‘The Killer’ movie review: Michael Fassbender and David Fincher smash this quiet rampage of revenge out of the park

Fincher’s stylish frames, Swinton’s conversation, Reznor/Ross’ score, and Fassbender’s performance make this Netflix movie a joy to watch

November 11, 2023 12:43 pm | Updated November 16, 2023 03:44 pm IST

Michael Fassbender in a scene from ‘The Killer’

Michael Fassbender in a scene from ‘The Killer’

Why do assassins have so much interior monologue? Is it because they have nobody to talk to about a regular day at the office? Unless you are an amnesiac like Jason Bourne with everyone you are close to dying sooner or later, it is best to talk to yourself. So it is with the Killer (Michael Fassbender) in this stylish David Fincher outing, based on a French comic book series by Alexis ‘Matz’ Nolent and illustrated by Luc Jacamon.

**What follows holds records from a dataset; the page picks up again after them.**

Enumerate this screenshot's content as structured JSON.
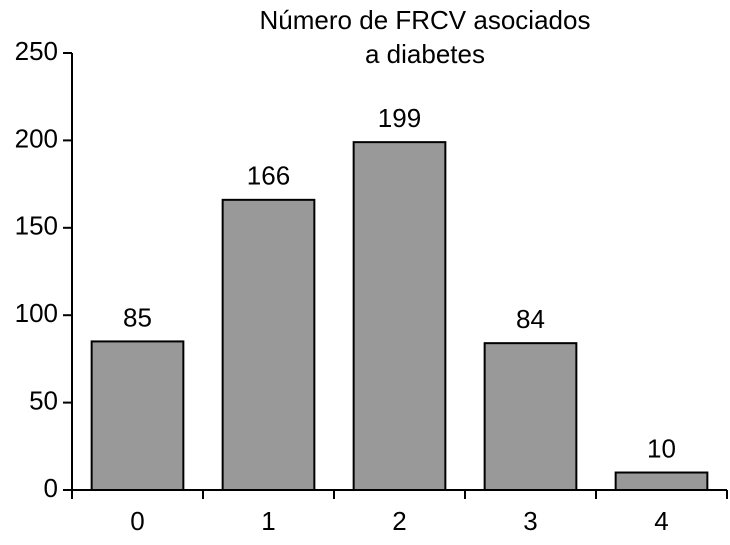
{
  "chart_data": {
    "type": "bar",
    "title": [
      "Número de FRCV asociados",
      "a diabetes"
    ],
    "categories": [
      "0",
      "1",
      "2",
      "3",
      "4"
    ],
    "values": [
      85,
      166,
      199,
      84,
      10
    ],
    "color": "#999999",
    "ylim": [
      0,
      250
    ],
    "yticks": [
      0,
      50,
      100,
      150,
      200,
      250
    ]
  }
}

The film opens in Paris where the Killer is waiting for the target to show up. Through the multiple interior monologues we get to know the Killer’s modus operandi and his creed (Stick to your plan. Anticipate, don’t improvise. Trust no one. Never yield an advantage. Fight only the battle you’re paid to fight. Forbid empathy. Empathy is weakness. Weakness is vulnerability).

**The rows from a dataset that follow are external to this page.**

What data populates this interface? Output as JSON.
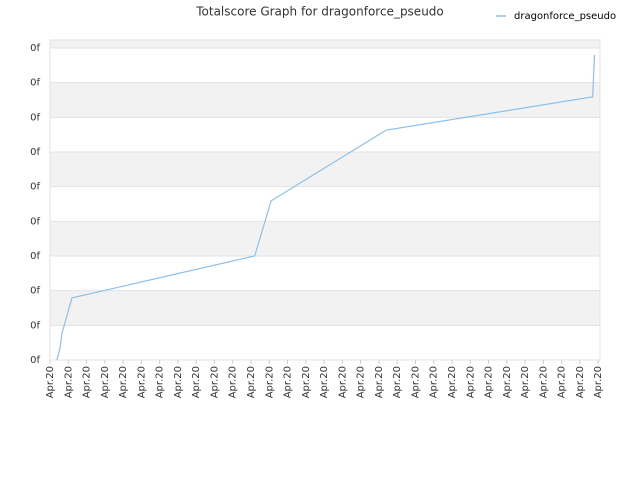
{
  "chart_data": {
    "type": "line",
    "title": "Totalscore Graph for dragonforce_pseudo",
    "x": [
      0.38,
      0.55,
      0.66,
      1.2,
      11.2,
      12.1,
      18.4,
      29.7,
      29.8
    ],
    "series": [
      {
        "name": "dragonforce_pseudo",
        "color": "#8cc0ea",
        "values": [
          0,
          0.35,
          0.78,
          1.79,
          3.0,
          4.59,
          6.63,
          7.59,
          8.8
        ]
      }
    ],
    "xlim": [
      0,
      30.1
    ],
    "xticks": [
      {
        "value": 0,
        "label": "Apr.20"
      },
      {
        "value": 1,
        "label": "Apr.20"
      },
      {
        "value": 2,
        "label": "Apr.20"
      },
      {
        "value": 3,
        "label": "Apr.20"
      },
      {
        "value": 4,
        "label": "Apr.20"
      },
      {
        "value": 5,
        "label": "Apr.20"
      },
      {
        "value": 6,
        "label": "Apr.20"
      },
      {
        "value": 7,
        "label": "Apr.20"
      },
      {
        "value": 8,
        "label": "Apr.20"
      },
      {
        "value": 9,
        "label": "Apr.20"
      },
      {
        "value": 10,
        "label": "Apr.20"
      },
      {
        "value": 11,
        "label": "Apr.20"
      },
      {
        "value": 12,
        "label": "Apr.20"
      },
      {
        "value": 13,
        "label": "Apr.20"
      },
      {
        "value": 14,
        "label": "Apr.20"
      },
      {
        "value": 15,
        "label": "Apr.20"
      },
      {
        "value": 16,
        "label": "Apr.20"
      },
      {
        "value": 17,
        "label": "Apr.20"
      },
      {
        "value": 18,
        "label": "Apr.20"
      },
      {
        "value": 19,
        "label": "Apr.20"
      },
      {
        "value": 20,
        "label": "Apr.20"
      },
      {
        "value": 21,
        "label": "Apr.20"
      },
      {
        "value": 22,
        "label": "Apr.20"
      },
      {
        "value": 23,
        "label": "Apr.20"
      },
      {
        "value": 24,
        "label": "Apr.20"
      },
      {
        "value": 25,
        "label": "Apr.20"
      },
      {
        "value": 26,
        "label": "Apr.20"
      },
      {
        "value": 27,
        "label": "Apr.20"
      },
      {
        "value": 28,
        "label": "Apr.20"
      },
      {
        "value": 29,
        "label": "Apr.20"
      },
      {
        "value": 30,
        "label": "Apr.20"
      }
    ],
    "ylim": [
      0,
      9.23
    ],
    "yticks": [
      {
        "value": 0,
        "label": "0f"
      },
      {
        "value": 1,
        "label": "0f"
      },
      {
        "value": 2,
        "label": "0f"
      },
      {
        "value": 3,
        "label": "0f"
      },
      {
        "value": 4,
        "label": "0f"
      },
      {
        "value": 5,
        "label": "0f"
      },
      {
        "value": 6,
        "label": "0f"
      },
      {
        "value": 7,
        "label": "0f"
      },
      {
        "value": 8,
        "label": "0f"
      },
      {
        "value": 9,
        "label": "0f"
      }
    ],
    "grid": true,
    "legend": "top-right"
  }
}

Through the movie we also learn of the Killer’s general thoughts on the lies told us by the military-industrial complex, the fact that New Orleans has 1000 restaurants and one menu, what an episode of Storage Wars would look like when they open one of his units, that karma and justice are non-existent, cleanups are tedious, and how he has grown to appreciate proximity work—when was my last nice, quiet drowning, he wonders.

The Killer (English)
Director: David Fincher
Starring: Michael Fassbender, Arliss Howard, Charles Parnell, Kerry O’Malley, Sala Baker, Sophie Charlotte, Tilda Swinton
Storyline: An assassin misses a mark and embarks on a systematic campaign of vendetta
Run time: 119 minutes

Back to Paris and the hit, by some weird quirk of fate (even though the Killer does not believe in it), he misses and narrowly escapes being caught. He flees to a safe house in the Dominican Republic only to find his girlfriend, Magdala (Sophie Charlotte) badly beaten up. That sets him on a path to wreak vengeance on all responsible, from the taxi driver Leo (Gabriel Polanco) to his handler, Hodges (Charles Parnell), Hodges’ office assistant, Dolores (Kerry O’Malley), Brute (Sala Baker) and the client, Claybourne (Arliss Howard).

The Killer is different from the John Wick movies — the body count is not cartoon-level high and the violence, though sudden and shocking, is not gratuitous. Also unlike the formally dressed Wick, Killer prefers to keep it casual — he has a nice line in tropical shirts. He uses modern conveniences including online shopping and app-based hires for conveyance and rooms. He stopped using Airbnb though, because of their fondness for nanny cams. He even has a work mix tape to help get his pulse under 60 for that perfect shot.

Michael Fassbender in a scene from ‘The Killer’

Michael Fassbender in a scene from ‘The Killer’

The Killer is awash in lovely frames. From the top view of the blue-and-white staircase in Paris and the plane flying so close to a building that you are sure it would crash, to the quiet meal at an upscale restaurant, the golden sunrises and sunsets, and the blue artificial lights from the many screens that are the bane of our lives, all contribute to a visually arresting experience. There is also the neatly-stylised title card.

Fassbender is as arresting as Fincher’s frames and one can easily spend the two hours enjoying the experts doing their stuff. That conversation between Tilda Swinton, a fellow assassin, and the Killer is that necessary pause in all the blood and bullets. Then there is the lush score by Fincher’s long time collaborators, Trent Reznor and Atticus Ross from Nine Inch Nails. What joy!